Comparative Example Summary

Platform

Example Module Result

Example Guide Result

Integration Quality For This Repo

MkDocs stack

Clean API page in one site

Native first-class page

Excellent

Sphinx + autodoc

Strong API reference page

Possible but heavier

Good

Sphinx + AutoAPI

Strong generated API tree

Possible but heavier

Good

Doxygen

Usable code-reference page

Possible but less natural

Moderate

pdoc

Clean quick API page

Weak integration

Low to Moderate

pydoctor

Good static-analysis API page

Weak integration

Moderate

Recommendation

Best First Implementation Choice

  • MkDocs + Material + mkdocstrings

Why:

  • best match for a repository already dominated by Markdown;

  • strongest single-site story for guides plus API docs;

  • best user-facing output quality with the lowest friction;

  • easiest path to a command like update code documentation.

Best Traditional Alternative

  • Sphinx + AutoAPI

Why:

  • technically strong Python-doc stack;

  • more automated than a fully manual Sphinx API tree;

  • good fallback if the project later prioritizes formal API reference more heavily than narrative guides.

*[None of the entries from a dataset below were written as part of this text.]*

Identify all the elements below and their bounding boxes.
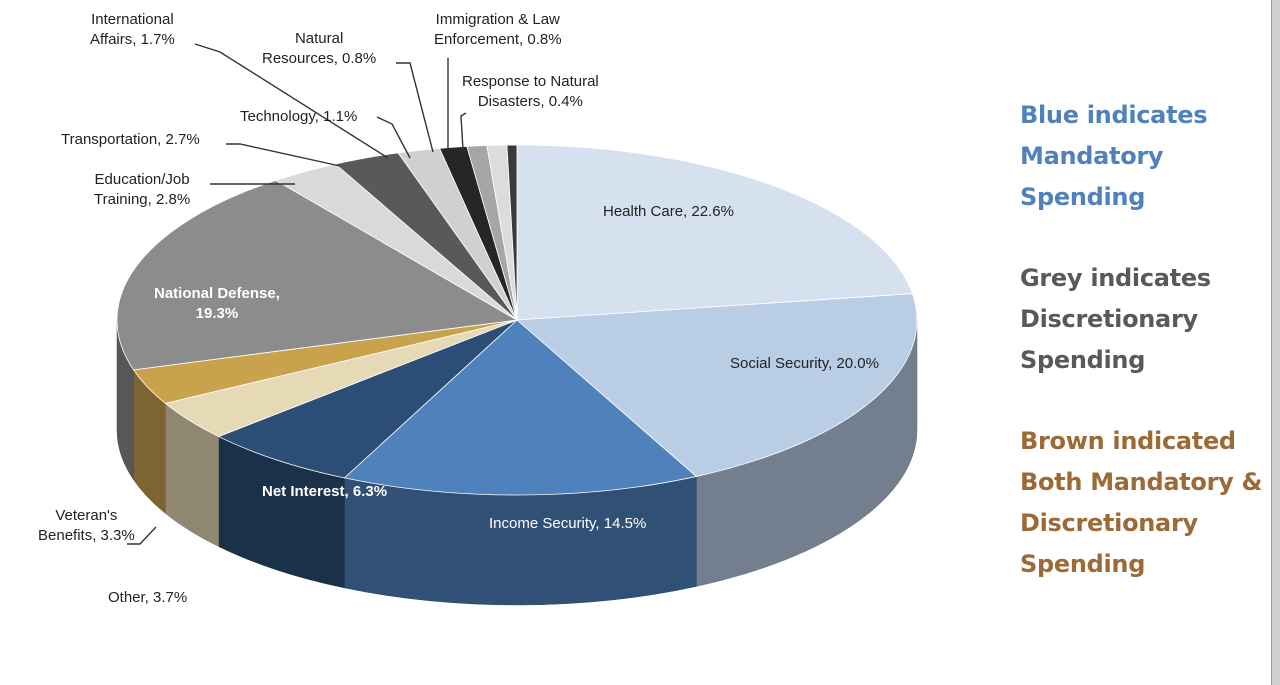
label-social-security: Social Security, 20.0% [730,355,879,372]
label-education-line1: Education/Job [94,171,190,188]
label-national-defense-line2: 19.3% [195,305,239,322]
leader-natural-resources [396,62,434,153]
label-veterans: Veteran's Benefits, 3.3% [38,506,135,546]
pie-side-income-security [344,476,697,606]
label-technology: Technology, 1.1% [240,108,358,125]
pie-slice-health-care [516,144,914,321]
label-natural-resources: Natural Resources, 0.8% [262,29,376,69]
note-brown-line4: Spending [1020,550,1146,578]
leader-technology [376,116,411,159]
label-net-interest: Net Interest, 6.3% [262,483,388,500]
pie-slice-social-security [516,293,918,477]
pie-slice-income-security [343,319,698,496]
label-transportation: Transportation, 2.7% [61,131,200,148]
pie-slice-response-to-natural-disasters [506,144,518,321]
label-disasters-line2: Disasters, 0.4% [477,93,583,110]
label-veterans-line1: Veteran's [55,507,118,524]
pie-side-walls [116,319,918,606]
label-other: Other, 3.7% [108,589,188,606]
note-grey-discretionary: Grey indicates Discretionary Spending [1020,258,1211,381]
note-blue-line2: Mandatory [1020,142,1164,170]
label-education-line2: Training, 2.8% [94,191,191,208]
note-brown-line2: Both Mandatory & [1020,468,1263,496]
label-immigration-line2: Enforcement, 0.8% [434,31,562,48]
pie-slice-national-defense [116,179,519,371]
note-grey-line1: Grey indicates [1020,264,1211,292]
label-income-security: Income Security, 14.5% [489,515,647,532]
leader-international [194,43,389,159]
leader-lines [127,43,467,545]
label-international-line2: Affairs, 1.7% [90,31,175,48]
note-brown-line3: Discretionary [1020,509,1198,537]
leader-transportation [226,143,341,167]
label-health-care: Health Care, 22.6% [603,203,734,220]
label-natural-resources-line1: Natural [294,30,344,47]
label-national-defense: National Defense, 19.3% [154,284,280,324]
note-brown-both: Brown indicated Both Mandatory & Discret… [1020,421,1262,585]
leader-veterans [127,526,157,545]
label-natural-resources-line2: Resources, 0.8% [262,50,377,67]
note-blue-line3: Spending [1020,183,1146,211]
note-brown-line1: Brown indicated [1020,427,1236,455]
label-national-defense-line1: National Defense, [154,285,280,302]
label-veterans-line2: Benefits, 3.3% [38,527,135,544]
label-international: International Affairs, 1.7% [90,10,175,50]
label-immigration: Immigration & Law Enforcement, 0.8% [434,10,562,50]
label-education: Education/Job Training, 2.8% [94,170,190,210]
label-disasters: Response to Natural Disasters, 0.4% [462,72,599,112]
label-immigration-line1: Immigration & Law [435,11,560,28]
window-edge [1271,0,1280,685]
pie-top-faces [116,144,918,496]
label-disasters-line1: Response to Natural [462,73,599,90]
label-international-line1: International [91,11,174,28]
leader-disasters [460,112,467,151]
note-blue-line1: Blue indicates [1020,101,1208,129]
pie-slice-net-interest [217,319,518,479]
note-grey-line3: Spending [1020,346,1146,374]
note-grey-line2: Discretionary [1020,305,1198,333]
note-blue-mandatory: Blue indicates Mandatory Spending [1020,95,1208,218]
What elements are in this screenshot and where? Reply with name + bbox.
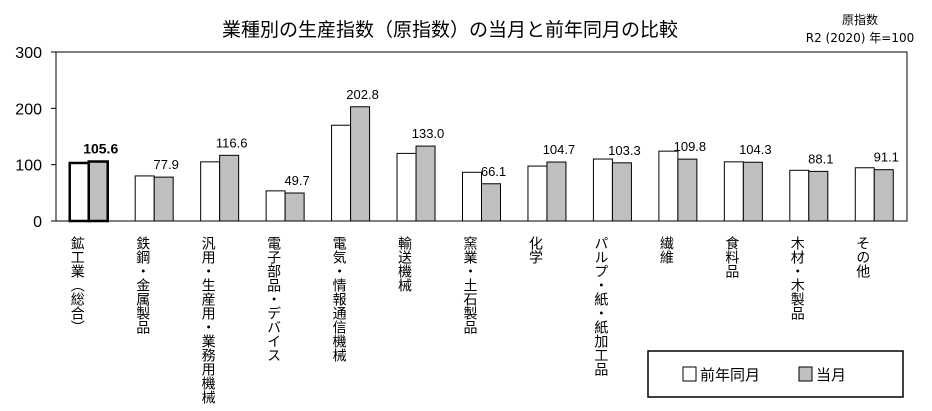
category-label: 鉄鋼・金属製品 — [134, 236, 150, 334]
legend-swatch-prev — [682, 366, 697, 382]
category-label: 窯業・土石製品 — [462, 235, 478, 334]
bar-prev-year — [200, 161, 221, 222]
data-label: 103.3 — [608, 143, 641, 158]
bar-current — [742, 161, 763, 222]
data-label: 116.6 — [216, 135, 248, 150]
bar-prev-year — [462, 171, 482, 222]
category-label: 繊維 — [658, 236, 674, 264]
bar-current — [808, 170, 829, 222]
data-label: 66.1 — [481, 164, 506, 179]
y-tick-label: 100 — [15, 158, 42, 175]
bar-prev-year — [854, 167, 875, 222]
bar-current — [873, 169, 894, 222]
category-label: パルプ・紙・紙加工品 — [592, 236, 608, 376]
bar-current — [350, 106, 371, 222]
y-tick-label: 300 — [15, 45, 42, 62]
y-tick-label: 0 — [33, 214, 42, 231]
legend: 前年同月 当月 — [647, 350, 904, 398]
data-label: 88.1 — [808, 151, 833, 166]
y-tick-label: 200 — [15, 101, 42, 118]
bar-current — [87, 160, 109, 223]
category-label: その他 — [854, 236, 870, 279]
category-label: 食料品 — [723, 235, 739, 278]
bar-prev-year — [527, 165, 548, 222]
data-label: 109.8 — [674, 139, 707, 154]
data-label: 202.8 — [346, 87, 379, 102]
bar-current — [677, 158, 698, 222]
bar-prev-year — [658, 150, 679, 222]
note-line-1: 原指数 — [842, 12, 878, 27]
data-label: 49.7 — [284, 173, 309, 188]
bar-current — [153, 176, 174, 222]
bar-current — [219, 154, 240, 222]
category-label: 輸送機械 — [396, 236, 412, 292]
bar-prev-year — [396, 152, 417, 222]
data-label: 133.0 — [412, 126, 445, 141]
bar-prev-year — [331, 124, 352, 222]
bar-current — [284, 192, 305, 222]
data-label: 91.1 — [874, 150, 899, 165]
bar-prev-year — [789, 169, 810, 222]
category-label: 電気・情報通信機械 — [331, 236, 347, 362]
bar-prev-year — [592, 158, 613, 222]
note-line-2: R2 (2020) 年=100 — [806, 31, 914, 45]
category-label: 化学 — [527, 236, 543, 264]
category-label: 汎用・生産用・業務用機械 — [200, 236, 216, 404]
legend-label-current: 当月 — [816, 366, 846, 384]
bar-current — [546, 161, 567, 222]
bar-prev-year — [265, 190, 286, 222]
legend-label-prev: 前年同月 — [700, 366, 760, 384]
data-label: 104.7 — [543, 142, 576, 157]
bar-prev-year — [134, 175, 155, 222]
bar-prev-year — [723, 161, 744, 222]
category-label: 電子部品・デバイス — [265, 236, 281, 362]
bar-prev-year — [68, 161, 90, 223]
bar-current — [415, 145, 436, 222]
legend-swatch-current — [798, 366, 813, 382]
data-label: 77.9 — [154, 157, 179, 172]
category-label: 鉱工業（総合） — [69, 235, 85, 334]
bar-current — [481, 183, 501, 222]
bar-current — [611, 162, 632, 222]
data-label: 105.6 — [83, 141, 118, 157]
category-label: 木材・木製品 — [789, 236, 805, 320]
data-label: 104.3 — [739, 142, 772, 157]
chart-title: 業種別の生産指数（原指数）の当月と前年同月の比較 — [222, 19, 678, 41]
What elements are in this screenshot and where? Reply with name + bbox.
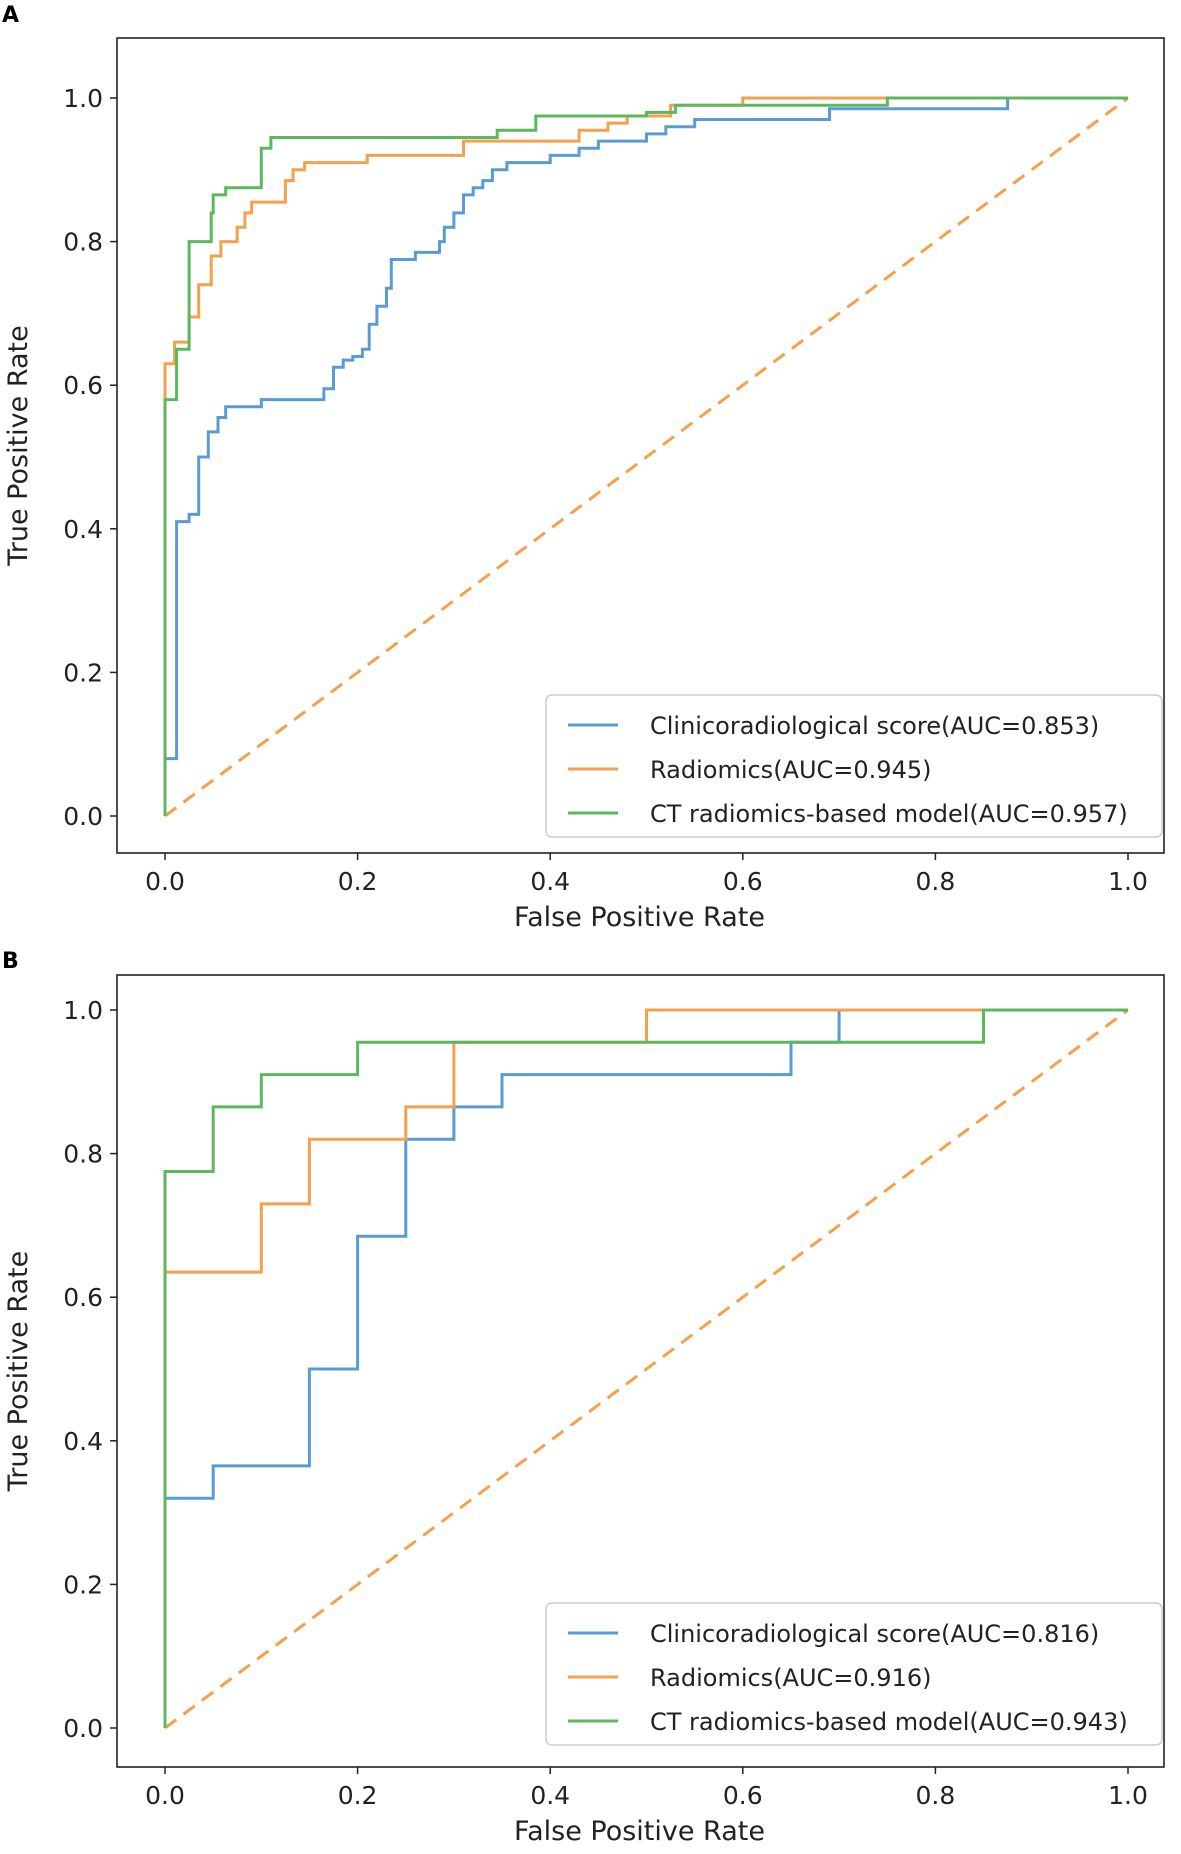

Option To Reject Unless You Specifically Want It

  • Doxygen as the primary platform

Reason:

  • it is viable, but it fights the current documentation shape more than it helps it.

Automation Outlook

The future command:

  • update code documentation

is realistic if the repository later standardizes:

  • docstrings in Python modules;

  • one documentation-site configuration;

  • one deterministic build command;

  • one validation step.

The smoothest automation path is to let Codex do all of the following in one workflow:

  • refresh API-reference pages;

  • update guide navigation when needed;

  • rebuild the site;

  • report any build warnings or missing doc targets.

That is easiest with a MkDocs-based setup.

Final Decision Guidance

If the top priority is:

  • one coherent documentation portal for the whole repository

choose:

  • MkDocs + Material + mkdocstrings

If the top priority is:

  • a more formal Python API manual with stronger ecosystem convention

choose:

  • Sphinx + AutoAPI

If the top priority is:

  • using the only tool name you already know, even if the fit is weaker

choose:

  • Doxygen

but do so knowing it is not the most repository-aligned path.